En la campaña armada estaba el propósito inmediato, y a prepararla se consagraba el líder, quien tuvo la responsabilidad de firmar la orden de alzamiento y haría todo lo que estuviera a su alcance para ocupar su lugar en la gesta, y llegó a suelo cubano el 11 de abril de 1895. Quizás pudo haberle gustado hacerlo el 10, por el simbolismo de la fecha, pero las circunstancias no estaban para plantearse tal opción, sino para incorporarse a la guerra cuanto antes, y él, Máximo Gómez y sus cuatro compañeros expedicionarios tuvieron que afrontar diversos y fuertes obstáculos que les dificultaron el camino.

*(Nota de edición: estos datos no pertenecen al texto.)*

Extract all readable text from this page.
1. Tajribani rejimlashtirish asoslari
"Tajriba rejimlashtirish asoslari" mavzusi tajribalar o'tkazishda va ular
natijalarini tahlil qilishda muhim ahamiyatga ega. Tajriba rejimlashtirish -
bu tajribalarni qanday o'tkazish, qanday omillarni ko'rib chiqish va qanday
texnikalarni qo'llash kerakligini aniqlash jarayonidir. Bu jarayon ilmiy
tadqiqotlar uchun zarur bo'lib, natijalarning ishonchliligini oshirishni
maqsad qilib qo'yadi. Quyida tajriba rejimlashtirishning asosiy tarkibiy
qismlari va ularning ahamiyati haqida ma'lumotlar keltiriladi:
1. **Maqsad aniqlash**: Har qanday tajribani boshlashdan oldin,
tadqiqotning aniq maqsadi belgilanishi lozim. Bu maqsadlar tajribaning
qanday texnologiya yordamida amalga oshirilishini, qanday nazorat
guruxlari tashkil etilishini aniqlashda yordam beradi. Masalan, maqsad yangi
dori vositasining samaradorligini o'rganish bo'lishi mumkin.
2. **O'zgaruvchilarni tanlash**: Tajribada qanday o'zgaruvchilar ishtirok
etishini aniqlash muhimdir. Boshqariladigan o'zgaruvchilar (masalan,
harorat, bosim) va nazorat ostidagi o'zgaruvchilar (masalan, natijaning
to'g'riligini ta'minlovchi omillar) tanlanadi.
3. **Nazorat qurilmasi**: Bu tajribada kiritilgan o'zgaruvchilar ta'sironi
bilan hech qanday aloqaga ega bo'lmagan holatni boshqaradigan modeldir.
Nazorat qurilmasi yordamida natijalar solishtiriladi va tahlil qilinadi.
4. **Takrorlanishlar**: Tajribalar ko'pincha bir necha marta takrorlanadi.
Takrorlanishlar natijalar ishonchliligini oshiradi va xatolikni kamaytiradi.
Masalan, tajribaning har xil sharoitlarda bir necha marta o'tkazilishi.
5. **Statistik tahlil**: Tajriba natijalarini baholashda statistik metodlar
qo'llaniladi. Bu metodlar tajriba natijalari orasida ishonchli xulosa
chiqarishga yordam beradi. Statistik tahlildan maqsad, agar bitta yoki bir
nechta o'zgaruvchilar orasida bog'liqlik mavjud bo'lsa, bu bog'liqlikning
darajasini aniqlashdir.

El recorrido de Martí desde Nueva York hasta Cuba pasando por tierras y mares de las Antillas, lo ha tratado el autor de este artículo en otros, incluidos dos recientes, localizables en Cubaperiodistas: “El 25 de marzo en José Martí” y “En los 130 años del Patria de José Martí”. Además de detenerse en los nexos entre el Partido Revolucionario Cubano y ese periódico —nacido casi un mes antes de que se proclamara la organización política—, recordó la tenacidad con que el Maestro logró trasladarse a Cuba, contraviniendo incluso criterios opuestos que respondían a intenciones variopintas requeridas de tratamiento aparte.
En la etapa final del recorrido hasta Cuba de aquellos seis combatientes, los auxilió el capitán del vapor alemán Nordstrand, cuyo servicio funcionó como un deus ex machina. Pero recibió su paga, y el compromiso adicional de una indemnización también apreciable si perdía su empleo por asumir una tarea ajena a su cometido laboral. El tema lo aborda el autor en Aún algo más sobre ¿Martí masón?, volumen publicado en Islas Canarias en 2015, y cuyo texto apareció antes como parte de su libro Ensayos sencillos con José Martí (La Habana, 2012).
El capitán del vapor dejó a los expedicionarios considerablemente lejos de la costa cubana, en noche oscura y tormentosa, y tuvieron que remar denodadamente. Así llegaron, como escribió Martí en su Diario de campaña, a “La Playita, al pie de Cajobabo”. Para él lo decisivo fue estar ya en la patria, para combatir por ella, y su estado de ánimo lo plasmó en el mismo Diario: “Salto. Dicha grande”.
Consumaba lo que en carta del 25 de marzo había escrito a Federico Henríquez y Carvajal: “Ahora hay que dar respeto y sentido humano y amable, al sacrificio”. Si esa aspiración había sido norma natural de su vida, en campaña lo sería especialmente. A Carmen Miyares le escribió el 16 de abril: “Solo la luz es comparable a mi felicidad”. Nada de temeridad irresponsable ni afán suicida, que habría sido renunciar a la consumación de los ideales que abrazó desde la infancia.
Su muerte fue un duro golpe para la causa independentista. Sin él, nada sería ya igual. Ni la constitución de la República en Armas, meta a la que se dirigía cuando el día antes de caer en combate le escribió a Manuel Mercado: “seguimos camino al centro de la Isla, a deponer yo, ante la revolución que he hecho alzar, la autoridad que la emigración me dio, y se acató adentro, y debe renovar conforme a su estado nuevo, una asamblea de delegados del pueblo cubano visible, de los revolucionarios en armas”.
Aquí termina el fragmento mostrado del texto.